Regarding parameter settings, this is a detail many overlook. The default RSI 14 is suitable for medium to long-term swings, and looking at 4-hour or daily charts is still fine. But if you're a short-term trader, try RSI 6; the sensitivity will be significantly higher, and signals will come faster. Of course, this also increases false signals, so it needs to be filtered with other tools. Long-term traders can use RSI 24, which reduces noise considerably, but entry opportunities become relatively rare.
I think the concept of divergence is more practical than overbought and oversold. Simply put, it occurs when the price makes a new high but RSI doesn't follow suit, or the price hits a new low but RSI doesn't make a new low. This often indicates that momentum is starting to weaken. Bearish divergence is usually a sell signal, while bullish divergence suggests a buying opportunity. TradingView has automatic detection features, so you can spot it just by looking at the chart.
How is RSI calculated technically? First, calculate the daily price change, then compute the average gain and average loss, divide the average gain by the average loss to get RS, and finally apply the formula RSI=100–(100/(1+RS)). Honestly, nowadays chart software does this calculation for you; you just need to know how to interpret it.
My personal habit with RSI is this: first, look at the RSI trend on larger timeframes (daily or 4-hour) to judge overall momentum, then use smaller timeframes to find specific entry points. I also combine it with candlestick patterns and moving averages because relying solely on RSI can lead to pitfalls. Especially in strong trending markets, RSI can give false signals—you might see it staying in the overbought zone, but the price just keeps going up.
Another common misconception is ignoring the differences in time cycles. For example, if you see an oversold signal on the 15-minute chart and rush to buy, but overlook that the daily RSI just crossed below the midline, the signal on the hourly chart might be suppressed. I've seen this happen too many times.

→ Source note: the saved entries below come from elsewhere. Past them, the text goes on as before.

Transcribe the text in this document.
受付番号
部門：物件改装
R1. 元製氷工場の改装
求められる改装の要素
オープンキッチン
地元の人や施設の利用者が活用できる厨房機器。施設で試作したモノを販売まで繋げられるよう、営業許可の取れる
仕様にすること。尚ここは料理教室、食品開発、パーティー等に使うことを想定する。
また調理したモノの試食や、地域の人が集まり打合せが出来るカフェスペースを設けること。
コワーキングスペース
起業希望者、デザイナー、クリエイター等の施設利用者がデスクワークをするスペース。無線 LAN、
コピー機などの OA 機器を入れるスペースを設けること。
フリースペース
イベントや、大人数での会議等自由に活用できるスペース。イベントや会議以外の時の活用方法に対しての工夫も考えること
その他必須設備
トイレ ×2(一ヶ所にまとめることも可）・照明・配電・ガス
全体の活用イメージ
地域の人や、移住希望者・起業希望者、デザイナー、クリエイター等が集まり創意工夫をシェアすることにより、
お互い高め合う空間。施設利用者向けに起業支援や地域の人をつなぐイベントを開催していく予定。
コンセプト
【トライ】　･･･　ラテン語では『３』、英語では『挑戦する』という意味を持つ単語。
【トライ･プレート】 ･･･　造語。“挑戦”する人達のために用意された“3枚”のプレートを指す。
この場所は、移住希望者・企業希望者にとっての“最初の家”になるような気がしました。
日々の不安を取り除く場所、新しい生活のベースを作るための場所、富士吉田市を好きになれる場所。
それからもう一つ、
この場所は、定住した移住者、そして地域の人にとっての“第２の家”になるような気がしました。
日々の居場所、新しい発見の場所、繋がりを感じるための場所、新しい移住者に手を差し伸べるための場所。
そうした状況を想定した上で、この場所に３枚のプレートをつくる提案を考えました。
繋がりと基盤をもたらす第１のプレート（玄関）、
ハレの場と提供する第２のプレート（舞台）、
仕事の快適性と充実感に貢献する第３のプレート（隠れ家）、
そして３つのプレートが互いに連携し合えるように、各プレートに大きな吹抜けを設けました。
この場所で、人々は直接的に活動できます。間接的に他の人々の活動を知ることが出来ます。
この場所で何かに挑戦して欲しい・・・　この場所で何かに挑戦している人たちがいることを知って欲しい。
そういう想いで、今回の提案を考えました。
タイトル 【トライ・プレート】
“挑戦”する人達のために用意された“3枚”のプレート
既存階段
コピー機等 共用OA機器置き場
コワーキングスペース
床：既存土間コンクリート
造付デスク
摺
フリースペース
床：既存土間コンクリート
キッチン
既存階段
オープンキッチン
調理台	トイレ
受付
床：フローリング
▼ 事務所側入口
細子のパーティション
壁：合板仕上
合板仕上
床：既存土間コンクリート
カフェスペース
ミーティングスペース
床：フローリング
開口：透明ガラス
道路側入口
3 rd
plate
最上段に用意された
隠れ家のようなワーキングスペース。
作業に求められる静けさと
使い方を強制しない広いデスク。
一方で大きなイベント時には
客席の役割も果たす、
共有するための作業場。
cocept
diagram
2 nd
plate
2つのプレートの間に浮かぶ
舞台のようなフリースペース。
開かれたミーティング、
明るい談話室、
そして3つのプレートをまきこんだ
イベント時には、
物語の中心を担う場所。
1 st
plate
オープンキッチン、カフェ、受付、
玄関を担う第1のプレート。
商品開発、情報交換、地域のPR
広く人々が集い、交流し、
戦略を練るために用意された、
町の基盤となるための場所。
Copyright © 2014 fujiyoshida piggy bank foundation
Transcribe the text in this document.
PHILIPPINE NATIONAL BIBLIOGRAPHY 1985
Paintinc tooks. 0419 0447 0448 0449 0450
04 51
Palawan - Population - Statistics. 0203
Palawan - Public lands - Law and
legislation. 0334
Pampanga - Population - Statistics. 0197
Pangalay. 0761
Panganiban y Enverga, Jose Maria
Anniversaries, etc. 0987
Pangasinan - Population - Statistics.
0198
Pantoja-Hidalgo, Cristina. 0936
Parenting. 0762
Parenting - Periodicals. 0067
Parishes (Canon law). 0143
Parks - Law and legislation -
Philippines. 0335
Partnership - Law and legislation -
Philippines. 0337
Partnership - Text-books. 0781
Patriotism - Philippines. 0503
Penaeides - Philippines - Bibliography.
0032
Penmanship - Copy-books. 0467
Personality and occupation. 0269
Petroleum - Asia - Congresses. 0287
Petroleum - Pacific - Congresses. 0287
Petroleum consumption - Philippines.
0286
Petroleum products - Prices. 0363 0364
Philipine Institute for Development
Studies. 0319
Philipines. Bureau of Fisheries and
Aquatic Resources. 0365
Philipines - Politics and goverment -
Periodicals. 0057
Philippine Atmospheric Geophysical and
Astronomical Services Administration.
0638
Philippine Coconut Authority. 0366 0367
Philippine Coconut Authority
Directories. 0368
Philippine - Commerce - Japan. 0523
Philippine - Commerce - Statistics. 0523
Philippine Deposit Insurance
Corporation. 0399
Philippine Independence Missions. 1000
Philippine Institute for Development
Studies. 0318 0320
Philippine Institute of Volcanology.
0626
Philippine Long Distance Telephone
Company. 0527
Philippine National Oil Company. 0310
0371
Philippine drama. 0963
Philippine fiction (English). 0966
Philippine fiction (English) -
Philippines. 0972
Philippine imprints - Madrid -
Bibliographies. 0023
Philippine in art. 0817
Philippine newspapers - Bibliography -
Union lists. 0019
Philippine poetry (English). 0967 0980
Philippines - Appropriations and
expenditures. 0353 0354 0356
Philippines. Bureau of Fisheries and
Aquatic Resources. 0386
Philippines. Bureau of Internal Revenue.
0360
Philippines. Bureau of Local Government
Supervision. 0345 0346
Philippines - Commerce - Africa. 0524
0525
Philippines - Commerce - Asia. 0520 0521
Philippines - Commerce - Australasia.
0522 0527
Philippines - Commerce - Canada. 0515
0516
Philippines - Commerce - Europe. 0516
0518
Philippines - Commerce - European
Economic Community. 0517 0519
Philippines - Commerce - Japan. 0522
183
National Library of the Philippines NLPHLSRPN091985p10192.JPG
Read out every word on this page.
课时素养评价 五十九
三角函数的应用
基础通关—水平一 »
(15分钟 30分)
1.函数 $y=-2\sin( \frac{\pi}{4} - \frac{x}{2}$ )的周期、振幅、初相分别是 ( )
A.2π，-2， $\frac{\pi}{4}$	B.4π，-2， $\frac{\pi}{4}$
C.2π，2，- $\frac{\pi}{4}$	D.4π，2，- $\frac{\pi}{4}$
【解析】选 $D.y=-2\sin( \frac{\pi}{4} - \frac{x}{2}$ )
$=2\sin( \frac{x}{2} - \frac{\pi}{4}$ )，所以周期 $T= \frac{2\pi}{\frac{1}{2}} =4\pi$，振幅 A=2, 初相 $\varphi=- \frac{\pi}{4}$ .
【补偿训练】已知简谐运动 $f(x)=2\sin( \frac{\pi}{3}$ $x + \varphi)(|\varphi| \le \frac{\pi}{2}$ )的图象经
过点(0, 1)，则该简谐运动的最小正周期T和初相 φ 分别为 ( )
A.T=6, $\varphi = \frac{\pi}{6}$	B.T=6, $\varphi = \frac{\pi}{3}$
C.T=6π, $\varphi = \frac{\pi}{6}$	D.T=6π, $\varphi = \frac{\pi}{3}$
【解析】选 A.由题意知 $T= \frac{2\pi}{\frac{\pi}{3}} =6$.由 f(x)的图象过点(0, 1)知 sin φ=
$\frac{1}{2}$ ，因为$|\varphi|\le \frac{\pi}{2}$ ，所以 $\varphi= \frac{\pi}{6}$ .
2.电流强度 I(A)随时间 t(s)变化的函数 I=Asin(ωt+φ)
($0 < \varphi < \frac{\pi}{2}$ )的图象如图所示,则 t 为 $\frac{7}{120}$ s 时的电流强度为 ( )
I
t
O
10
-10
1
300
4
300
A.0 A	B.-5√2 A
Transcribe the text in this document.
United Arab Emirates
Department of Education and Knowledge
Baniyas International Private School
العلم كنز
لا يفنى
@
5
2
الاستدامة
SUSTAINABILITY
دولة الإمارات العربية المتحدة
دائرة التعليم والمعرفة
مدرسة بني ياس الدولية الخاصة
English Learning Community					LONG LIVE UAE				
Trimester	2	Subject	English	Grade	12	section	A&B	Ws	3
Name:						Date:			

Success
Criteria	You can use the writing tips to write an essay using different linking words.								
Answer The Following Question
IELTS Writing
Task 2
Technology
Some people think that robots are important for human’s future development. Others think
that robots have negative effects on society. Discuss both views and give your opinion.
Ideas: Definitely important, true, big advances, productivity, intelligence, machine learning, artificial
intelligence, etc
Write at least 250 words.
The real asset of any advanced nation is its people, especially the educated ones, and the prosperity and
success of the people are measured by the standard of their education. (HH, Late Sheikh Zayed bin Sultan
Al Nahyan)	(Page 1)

In summary, RSI is indeed a quick and practical indicator, especially suitable for beginners learning technical analysis. But remember, it’s just a tool, not a holy grail. Adjust parameters to fit your trading style, and combine it with MACD, moving averages, or candlestick patterns. That’s a more stable way to trade. Blindly relying on a single indicator and signals will eventually teach you a harsh lesson from the market.